O que concluiu o juiz?
Para o juiz Carlos Alexandre, ficou claro na instrução que os arguido “preferiam que os papéis estivessem invertidos e fossem eles os assistentes”, mas resume o caso em três pontos: os arguidos obtiveram informação que acreditavam, porque lhes foi dito, ter sido obtida através de crimes contra as assistentes; os arguidos devassaram essa informação ilegalmente obtida, filtraram-na, reportaram-na, reorganizaram-na e montaram uma telenovela semanal sob capa de investigação jornalística, para destruírem a credibilidade do Sport Lisboa e Benfica, lê-se no despacho de pronúncia.
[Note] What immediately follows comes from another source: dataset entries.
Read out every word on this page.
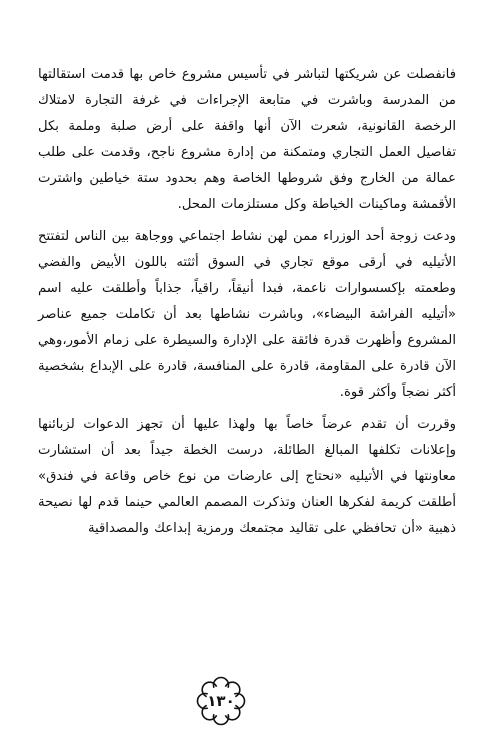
فانفصلت عن شريكتها لتباشر في تأسيس مشروع خاص بها قدمت استقالتها من المدرسة وباشرت في متابعة الإجراءات في غرفة التجارة لامتلاك الرخصة القانونية، شعرت الآن أنها واقفة على أرض صلبة وملمة بكل تفاصيل العمل التجاري ومتمكنة من إدارة مشروع ناجح، وقدمت على طلب عمالة من الخارج وفق شروطها الخاصة وهم بحدود ستة خياطين واشترت الأقمشة وماكينات الخياطة وكل مستلزمات المحل.

ودعت زوجة أحد الوزراء ممن لهن نشاط اجتماعي ووجاهة بين الناس لتفتتح الأتيليه في أرقى موقع تجاري في السوق أثثته باللون الأبيض والفضي وطعمته بإكسسوارات ناعمة، فبدا أنيقاً، راقياً، جذاباً وأطلقت عليه اسم «أتيليه الفراشة البيضاء»، وباشرت نشاطها بعد أن تكاملت جميع عناصر المشروع وأظهرت قدرة فائقة على الإدارة والسيطرة على زمام الأمور،وهي الآن قادرة على المقاومة، قادرة على المنافسة، قادرة على الإبداع بشخصية أكثر نضجاً وأكثر قوة.

وقررت أن تقدم عرضاً خاصاً بها ولهذا عليها أن تجهز الدعوات لزبائنها وإعلانات تكلفها المبالغ الطائلة، درست الخطة جيداً بعد أن استشارت معاونتها في الأتيليه «نحتاج إلى عارضات من نوع خاص وقاعة في فندق» أطلقت كريمة لفكرها العنان وتذكرت المصمم العالمي حينما قدم لها نصيحة ذهبية «أن تحافظي على تقاليد مجتمعك ورمزية إبداعك والمصداقية

١٣٠
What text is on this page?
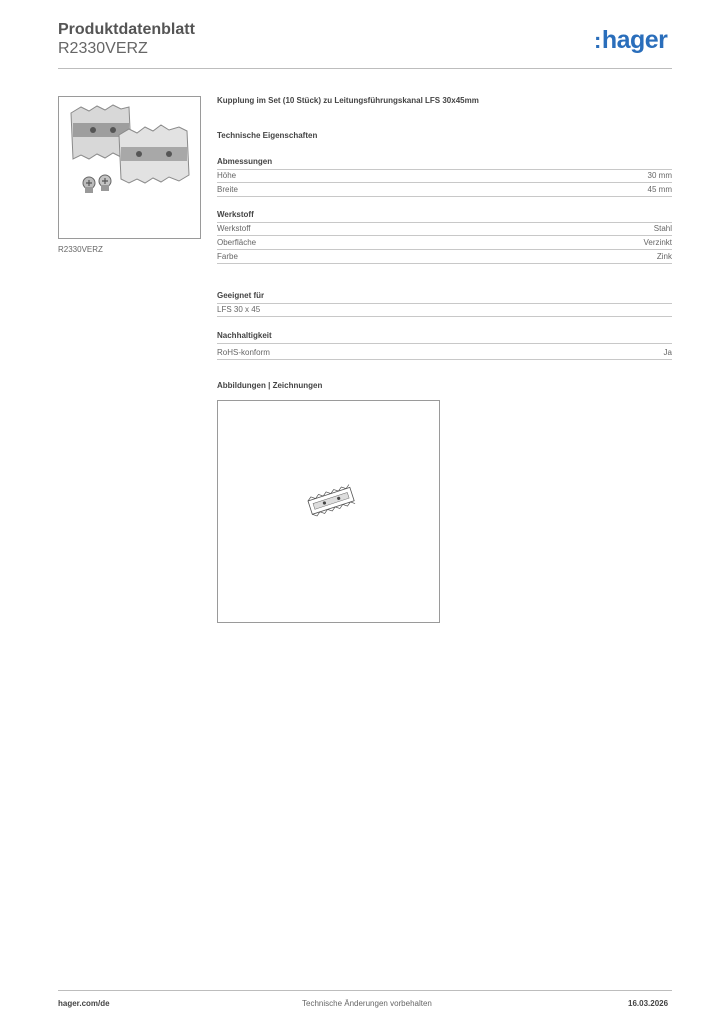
Produktdatenblatt
R2330VERZ	:hager
R2330VERZ
Kupplung im Set (10 Stück) zu Leitungsführungskanal LFS 30x45mm
Technische Eigenschaften
Abmessungen
Höhe	30 mm
Breite	45 mm
Werkstoff
Werkstoff	Stahl
Oberfläche	Verzinkt
Farbe	Zink
Geeignet für
LFS 30 x 45
Nachhaltigkeit
RoHS-konform	Ja
Abbildungen | Zeichnungen
hager.com/de	Technische Änderungen vorbehalten	16.03.2026
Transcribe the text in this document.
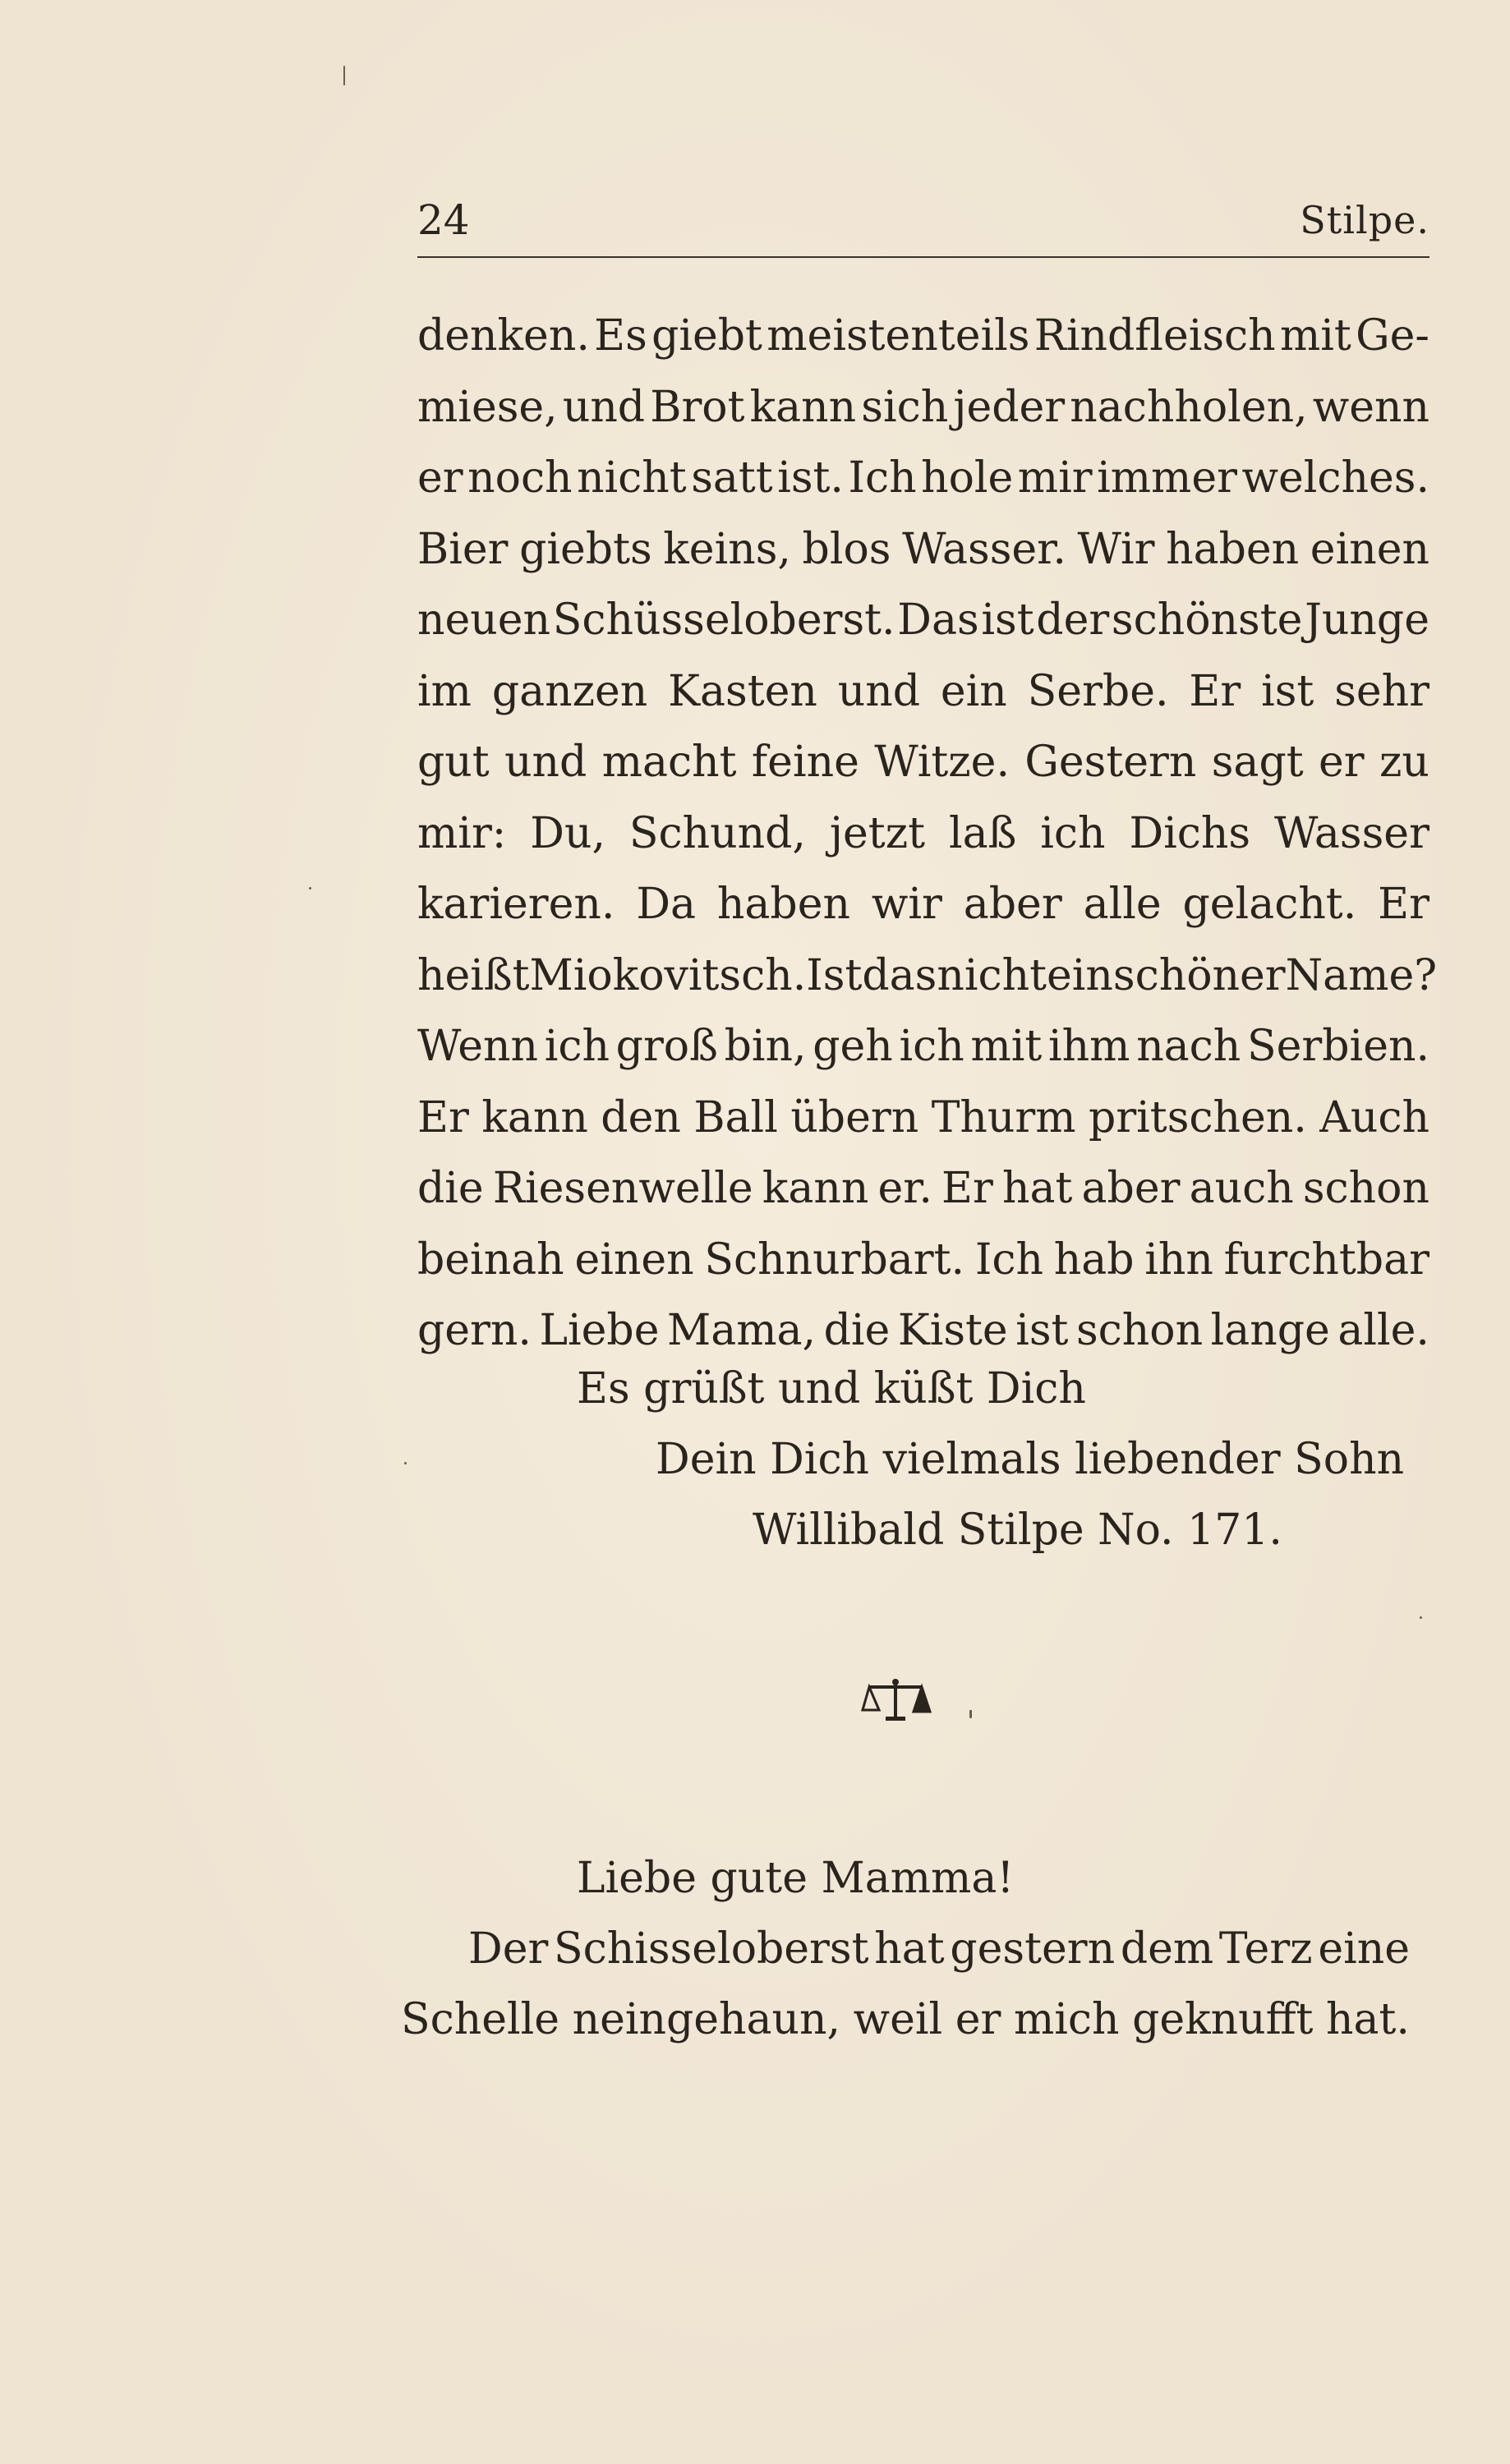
24	Stilpe.
denken. Es giebt meistenteils Rindfleisch mit Ge-
miese, und Brot kann sich jeder nachholen, wenn
er noch nicht satt ist. Ich hole mir immer welches.
Bier giebts keins, blos Wasser. Wir haben einen
neuen Schüsseloberst. Das ist der schönste Junge
im ganzen Kasten und ein Serbe. Er ist sehr
gut und macht feine Witze. Gestern sagt er zu
mir: Du, Schund, jetzt laß ich Dichs Wasser
karieren. Da haben wir aber alle gelacht. Er
heißt Miokovitsch. Ist das nicht ein schöner Name?
Wenn ich groß bin, geh ich mit ihm nach Serbien.
Er kann den Ball übern Thurm pritschen. Auch
die Riesenwelle kann er. Er hat aber auch schon
beinah einen Schnurbart. Ich hab ihn furchtbar
gern. Liebe Mama, die Kiste ist schon lange alle.
Es grüßt und küßt Dich
Dein Dich vielmals liebender Sohn
Willibald Stilpe No. 171.
Liebe gute Mamma!
Der Schisseloberst hat gestern dem Terz eine
Schelle neingehaun, weil er mich geknufft hat.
E, para o magistrado, fizeram-no apenas com duas motivações: pela rivalidade clubística e pelas audiências.
Carlos Alexandre considerou também a tese apresentada pelos arguidos sobre falta de legitimidade dos queixosos como desadequada e “insuficiente”, isto porque uma pessoa coletiva tem um interesse relevante na proteção do correio eletrónico e porque os email embora de pessoas singulares estão inseridos num domínio profissional pertencente aos assistentes.
“Subescrevemos o entendimento de que o ataque informático dirigido ao sistema informático do Benfica SAD a partir da qual se divulga informação de colaboradores dessa entidade, tem interesse exatamente porque essa informação é vital ou relevante para a própria Benfica SAD!”. Foi violada “a privacidade das assistentes além da privacidade dos intervenientes na correspondência eletrónica”, considerou o juiz.
Outro dos argumentos que Carlos Alexandre não acolheu foi de que o interesse desta informação se relacionava com o facto de estarem em causa pessoas conhecidas. “O que está em causa é a devassa da tomada de conhecimento e divulgação de comunicações entre diversas pessoas singulares, maior parte delas desconhecidas fora daquele núcleo restrito de pessoas que acompanham o fenómeno futebolístico” “com o intuito de devassar e lesar os direitos das assistentes”, acusou o magistrado, que aliás lembrou que Francico J. Marques trabalha para a comunicação do FC Porto e não é jornalista.
“Os diretores de comunicação, como é o caso do arguido, dão a cara por um clube e expõe-se pelo mesmo”, escreve. “Devem obediência ao clube, valores contrários aos de uma função de jornalista”, lembra.. Neste caso, os arguidos “prosseguem meramente os interesses concorrenciais do Grupo FCP, não se pautando pelos critérios e objetividade e independência que caracterizam a função jornalística, mas pelo seu oposto”. E por isso mesmo, concluiu, a triagem do material que fizeram foi apenas relacionada com o Benfica.
Ao Observador, os advogados Rui Patrício, Saragoça da Matta e João Medeiros que representam a SAD do Benfica optaram por uma resposta conjunta. “É uma decisão que julgamos acertada e que vê a realidade para lá da encenação tentada pelos arguidos de um pretenso interesse público e de uma falsa boa fé, e é uma decisão importante por várias razões, entre elas porque reforça a ideia de que na rivalidade clubística não pode valer tudo, incluindo difamar e caluniar, e, também, selecionar, misturar, manipular, descontextualizar e truncar documentos, os quais aliás já tinham antes sido obtidos e depois traficados criminosamente”.